Thursday, May 3, 2012

>INDIA CEMENTS: Q4FY12 Result update


Higher costs lead to disappointing performance


India Cements’ Q4FY12 result was sharply below our estimates led by lower than- expected sales volume (2.6mt vs. est. 2.7mt), higher employee expenses (Rs921mn vs. est. Rs780mn) and higher power & fuel cost (Rs1,221/tonne vs. est. Rs1,150/tonne). Impacted by lower sales volume, the company reported revenue of Rs11.2bn against our estimate of Rs11.9bn. EBITDA at Rs2.15bn was 14.7% lower than our estimate of Rs2.5bn due to higher employee cost and power & fuel cost and EBITDA margin was at 19.3%, 1.9pp lower than estimate of 21.1%. Higher employee cost was due to higher directors’ remuneration and provision for leave encashment. Higher-than-expected cost pressure resulted in EBITDA/tonne of Rs828 against our estimate of Rs897/tonne. Adjusted profit was 20.5% below our estimate of Rs649mn. Cement despatches in the south region grew 9% in Q4 against a negative growth of 3% in 9MFY12. However, going forward, the management expects demand growth at 7-8% in FY13E. Cement realization increased by 25% YoY in FY12 despite lower utilization rate of 67% and the management is confident of passing on any cost push to consumers. Led by higher realization EBITDA margin improved to 20.3% in FY12 against 12.1% in FY11 and we
expect it to reach 22.8% in FY13E. We maintain Buy on the stock with a target price of Rs118 (upside of 35% from CMP).

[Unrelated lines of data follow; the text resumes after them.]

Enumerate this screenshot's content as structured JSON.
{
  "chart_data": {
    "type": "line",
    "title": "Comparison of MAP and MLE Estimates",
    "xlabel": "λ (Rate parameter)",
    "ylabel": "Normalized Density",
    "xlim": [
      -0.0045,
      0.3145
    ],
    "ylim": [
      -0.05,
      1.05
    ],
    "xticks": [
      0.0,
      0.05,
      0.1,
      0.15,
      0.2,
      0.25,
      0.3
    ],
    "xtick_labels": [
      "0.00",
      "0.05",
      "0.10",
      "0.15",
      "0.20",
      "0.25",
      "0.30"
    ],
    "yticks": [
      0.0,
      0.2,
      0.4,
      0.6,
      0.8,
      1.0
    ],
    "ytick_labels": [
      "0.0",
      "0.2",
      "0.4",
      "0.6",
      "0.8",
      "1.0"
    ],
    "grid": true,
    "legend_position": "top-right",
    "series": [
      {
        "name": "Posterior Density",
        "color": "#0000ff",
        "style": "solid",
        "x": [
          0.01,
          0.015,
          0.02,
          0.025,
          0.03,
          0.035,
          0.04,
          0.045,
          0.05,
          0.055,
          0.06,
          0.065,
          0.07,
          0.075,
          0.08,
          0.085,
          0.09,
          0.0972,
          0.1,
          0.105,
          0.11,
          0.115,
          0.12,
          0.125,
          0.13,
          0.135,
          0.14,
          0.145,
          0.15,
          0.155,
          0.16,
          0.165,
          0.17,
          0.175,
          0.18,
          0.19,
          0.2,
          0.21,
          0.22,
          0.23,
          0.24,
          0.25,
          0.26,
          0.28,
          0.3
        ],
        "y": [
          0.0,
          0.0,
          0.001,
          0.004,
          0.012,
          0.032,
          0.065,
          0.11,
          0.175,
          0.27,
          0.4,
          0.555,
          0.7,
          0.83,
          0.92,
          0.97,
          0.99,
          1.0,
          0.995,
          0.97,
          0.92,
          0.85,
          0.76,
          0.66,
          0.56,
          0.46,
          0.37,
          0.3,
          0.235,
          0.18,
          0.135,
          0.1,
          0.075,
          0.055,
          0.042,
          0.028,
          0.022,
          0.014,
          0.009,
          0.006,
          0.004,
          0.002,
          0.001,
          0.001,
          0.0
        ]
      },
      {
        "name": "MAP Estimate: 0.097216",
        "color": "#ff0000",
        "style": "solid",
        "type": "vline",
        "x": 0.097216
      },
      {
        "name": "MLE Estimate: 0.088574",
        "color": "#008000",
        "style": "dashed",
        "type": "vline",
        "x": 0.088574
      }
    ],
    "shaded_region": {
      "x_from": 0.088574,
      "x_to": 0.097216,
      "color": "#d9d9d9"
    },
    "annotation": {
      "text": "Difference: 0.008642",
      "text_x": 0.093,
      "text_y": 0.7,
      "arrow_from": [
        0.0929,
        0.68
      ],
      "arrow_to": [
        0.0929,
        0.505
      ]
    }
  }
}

 Higher realization and sales volume leads to improved performance:
Revenue of the company increased 11.8% YoY to Rs11.2bn driven by a) 11.4% YoY increase in cement realization to Rs4,248/tonne and b) 2% YoY increase in cement sales volume to 2.6mt. Improvement in realization and sales volume led to 20.4% YoY growth in EBITDA to Rs2.15bn and EBITDA margin improved 1.4pp YoY to 19.3%. Adjusted profit of the company increased 18.6% YoY to Rs649mn.


 Lower sales, higher operating cost lead to below expected EBITDA/tonne:
Cement and Clinker sales volume was at 2.6mt against our estimate of 2.7mt, which led to below expected revenue. Higher employee expense (Rs921mn vs. est. Rs780mn due to Rs110mn each for director’s remuneration and provision for leave encashment) and higher power & fuel cost (Rs1,221/tonne vs. est. Rs1,150/tonne) resulted in lower-than-estimated EBITDA margin of 19.3% (est. 21.1%) and EBITDA/tonne of Rs828 (est. Rs897/tonne).


 Increase in operating costs offset by steep increase in realization:
Operating cost for the Cement division increased 10% YoY to Rs3,426/tonne due to higher power & fuel cost, freight cost and employee expenses. Employee expense increased 34.8% YoY to Rs354/tonne and freight cost by 10.6% YoY to Rs815/tonne due to higher railway freight charges and diesel price. Power & fuel cost increased 24.1% YoY to Rs1,221/tonne due to a) increase in Electricity charges by Tamil Nadu and Andhra Pradesh SEBs, b) increase in domestic coal price and c) higher use of imported coal in Q4.




 Maintain Buy on attractive valuations: At the CMP, the stock trades at 6.3x FY14E EPS, 4.3x EV/EBITDA, and EV/tonne of US$73.3. The company is set to benefit from commissioning of power plants and coal procurement from Indonesian mines. We maintain Buy on the stock with price target of Rs118.